Apache Spark Continues to Gain Enterprise Traction

A new Databricks survey shows that Apache Spark is seeing big adoption in the enterprise, to the point of eclipsing Apache Hadoop.

big data BI

Apache Spark, the hot open-source data processing engine, is outgrowing Apache Hadoop in terms of user adoption, according to a recent survey.

Databricks, the company founded by the creators of Apache Spark, released the findings of a survey of more than 1,400 respondents from the Spark community to identify how organizations are using the data analytics and processing engine.

The 2015 Spark User Survey results showed that the number of standalone deployments of Spark eclipses those on YARN as more users run Spark independent of Hadoop.

Indeed, the most common Spark deployments according to the community are: 48 percent standalone, 40 percent YARN within Hadoop and 11 percent with Apache Mesos. Spark users who do not use any Hadoop components have more than doubled in 2015 as compared to 2014, the survey said. Moreover, the survey found that 51 percent of respondents run Spark on a public cloud.

With more than 600 contributors in the last 12 months -- up from 315 contributors for the prior 12 months, Spark is the most active open source project in big data, according to Databricks. Additionally, more than 200 organizations contribute code to Spark, making it one of the largest communities of engaged developers to date, the company said.

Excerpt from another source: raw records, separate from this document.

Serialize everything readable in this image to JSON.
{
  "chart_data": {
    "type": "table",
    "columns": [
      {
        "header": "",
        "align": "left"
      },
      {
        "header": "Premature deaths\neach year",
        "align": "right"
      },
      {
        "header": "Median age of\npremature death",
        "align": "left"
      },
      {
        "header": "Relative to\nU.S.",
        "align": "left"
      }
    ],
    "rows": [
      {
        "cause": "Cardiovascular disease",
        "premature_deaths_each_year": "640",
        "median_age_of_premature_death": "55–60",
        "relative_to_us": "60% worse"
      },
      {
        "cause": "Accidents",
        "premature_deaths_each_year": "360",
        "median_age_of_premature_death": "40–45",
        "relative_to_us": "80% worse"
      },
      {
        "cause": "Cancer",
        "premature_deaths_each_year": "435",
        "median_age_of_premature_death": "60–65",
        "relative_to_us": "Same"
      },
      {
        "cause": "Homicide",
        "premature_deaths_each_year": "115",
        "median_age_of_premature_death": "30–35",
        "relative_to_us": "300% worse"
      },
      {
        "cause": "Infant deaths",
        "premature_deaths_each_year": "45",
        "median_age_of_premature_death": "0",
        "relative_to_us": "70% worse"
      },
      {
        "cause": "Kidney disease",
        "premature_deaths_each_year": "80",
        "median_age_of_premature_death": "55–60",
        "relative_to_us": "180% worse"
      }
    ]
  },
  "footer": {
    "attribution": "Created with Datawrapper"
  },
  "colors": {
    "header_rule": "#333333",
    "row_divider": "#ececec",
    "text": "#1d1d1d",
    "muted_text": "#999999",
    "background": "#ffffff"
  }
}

Spark has been referred to as a game changer and perhaps the most significant open source project of the next decade. It is an open source data processing engine built for speed, ease of use, and sophisticated analytics. Spark is designed to perform both batch processing and new workloads like streaming, interactive queries, and machine learning. Users say it speeds up big data processing by a factor of 10 to 100 and simplifies app development.

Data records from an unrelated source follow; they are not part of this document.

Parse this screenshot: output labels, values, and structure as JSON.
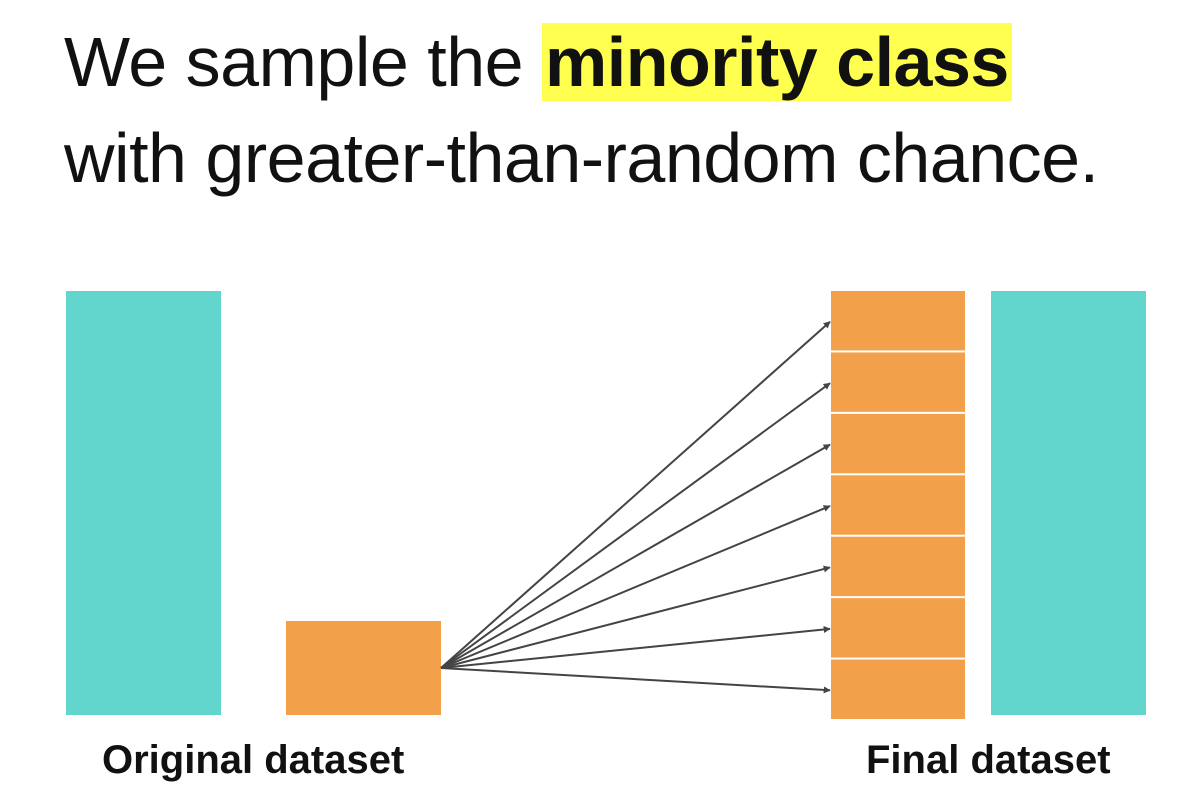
{
  "headline": {
    "line1_prefix": "We sample the ",
    "line1_highlight": "minority class",
    "line2": "with greater-than-random chance."
  },
  "diagram": {
    "original_label": "Original dataset",
    "final_label": "Final dataset",
    "replicated_minority_count": 7
  },
  "colors": {
    "majority_class": "#62d5cc",
    "minority_class": "#f2a04a",
    "highlight": "#ffff4f",
    "arrow": "#444444",
    "text": "#111111"
  }
}
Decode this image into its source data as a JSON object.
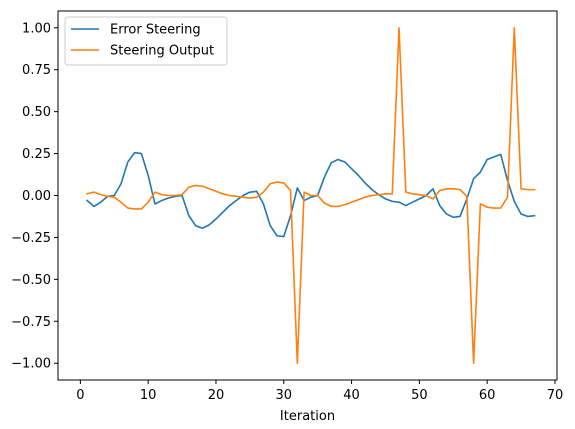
{
  "chart_data": {
    "type": "line",
    "title": "",
    "xlabel": "Iteration",
    "ylabel": "",
    "xlim": [
      -3.3,
      70.3
    ],
    "ylim": [
      -1.1,
      1.1
    ],
    "x_ticks": [
      0,
      10,
      20,
      30,
      40,
      50,
      60,
      70
    ],
    "x_tick_labels": [
      "0",
      "10",
      "20",
      "30",
      "40",
      "50",
      "60",
      "70"
    ],
    "y_ticks": [
      -1.0,
      -0.75,
      -0.5,
      -0.25,
      0.0,
      0.25,
      0.5,
      0.75,
      1.0
    ],
    "y_tick_labels": [
      "−1.00",
      "−0.75",
      "−0.50",
      "−0.25",
      "0.00",
      "0.25",
      "0.50",
      "0.75",
      "1.00"
    ],
    "grid": false,
    "legend_position": "top-left",
    "x": [
      1,
      2,
      3,
      4,
      5,
      6,
      7,
      8,
      9,
      10,
      11,
      12,
      13,
      14,
      15,
      16,
      17,
      18,
      19,
      20,
      21,
      22,
      23,
      24,
      25,
      26,
      27,
      28,
      29,
      30,
      31,
      32,
      33,
      34,
      35,
      36,
      37,
      38,
      39,
      40,
      41,
      42,
      43,
      44,
      45,
      46,
      47,
      48,
      49,
      50,
      51,
      52,
      53,
      54,
      55,
      56,
      57,
      58,
      59,
      60,
      61,
      62,
      63,
      64,
      65,
      66,
      67
    ],
    "series": [
      {
        "name": "Error Steering",
        "color": "#1f77b4",
        "values": [
          -0.03,
          -0.065,
          -0.04,
          -0.005,
          0.0,
          0.07,
          0.2,
          0.255,
          0.25,
          0.12,
          -0.05,
          -0.03,
          -0.015,
          -0.005,
          0.0,
          -0.12,
          -0.18,
          -0.195,
          -0.175,
          -0.14,
          -0.1,
          -0.06,
          -0.03,
          0.0,
          0.02,
          0.025,
          -0.05,
          -0.18,
          -0.24,
          -0.245,
          -0.12,
          0.045,
          -0.03,
          -0.01,
          0.0,
          0.11,
          0.195,
          0.215,
          0.2,
          0.16,
          0.12,
          0.075,
          0.035,
          0.005,
          -0.02,
          -0.035,
          -0.04,
          -0.06,
          -0.04,
          -0.02,
          0.0,
          0.04,
          -0.06,
          -0.11,
          -0.13,
          -0.125,
          -0.02,
          0.1,
          0.14,
          0.215,
          0.23,
          0.245,
          0.09,
          -0.035,
          -0.11,
          -0.125,
          -0.12
        ]
      },
      {
        "name": "Steering Output",
        "color": "#ff7f0e",
        "values": [
          0.01,
          0.02,
          0.005,
          -0.005,
          -0.01,
          -0.04,
          -0.075,
          -0.08,
          -0.08,
          -0.04,
          0.02,
          0.005,
          0.0,
          0.0,
          0.005,
          0.05,
          0.06,
          0.055,
          0.04,
          0.025,
          0.01,
          0.0,
          -0.005,
          -0.01,
          -0.015,
          -0.01,
          0.02,
          0.07,
          0.08,
          0.075,
          0.03,
          -1.0,
          0.02,
          0.0,
          0.0,
          -0.045,
          -0.065,
          -0.065,
          -0.055,
          -0.04,
          -0.025,
          -0.01,
          0.0,
          0.005,
          0.01,
          0.01,
          1.0,
          0.02,
          0.01,
          0.005,
          0.0,
          -0.02,
          0.03,
          0.04,
          0.04,
          0.035,
          -0.005,
          -1.0,
          -0.05,
          -0.07,
          -0.075,
          -0.075,
          -0.01,
          1.0,
          0.04,
          0.035,
          0.035
        ]
      }
    ]
  }
}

Spark is being used for an increasingly diverse set of applications, particularly by data scientists for machine learning, streaming and graph analysis use cases. In 2015, there are 56 percent more Spark streaming users than in 2014. The production use of advanced analytics, like MLib for machine learning and GraphX for graph processing, increased from 11 percent in 2014 to 15 percent in 2015. And 75 percent of Spark users are also using two or more Spark components, with 51 percent of Spark users are using three or more Spark components.

“The continued growth of Spark has been highly encouraging, as companies are going into production to obtain real business value, and they are doing so in a wide range of environments beyond Hadoop clusters,” said Matei Zaharia, creator of Apache Spark and CTO of Databricks, in a statement. “Databricks and our partners are 100 percent committed to the long-term growth of Spark and we’ll continue to make improvements based on this survey data and our ongoing community feedback, to make the most complete big data analytics toolkit accessible to all businesses.”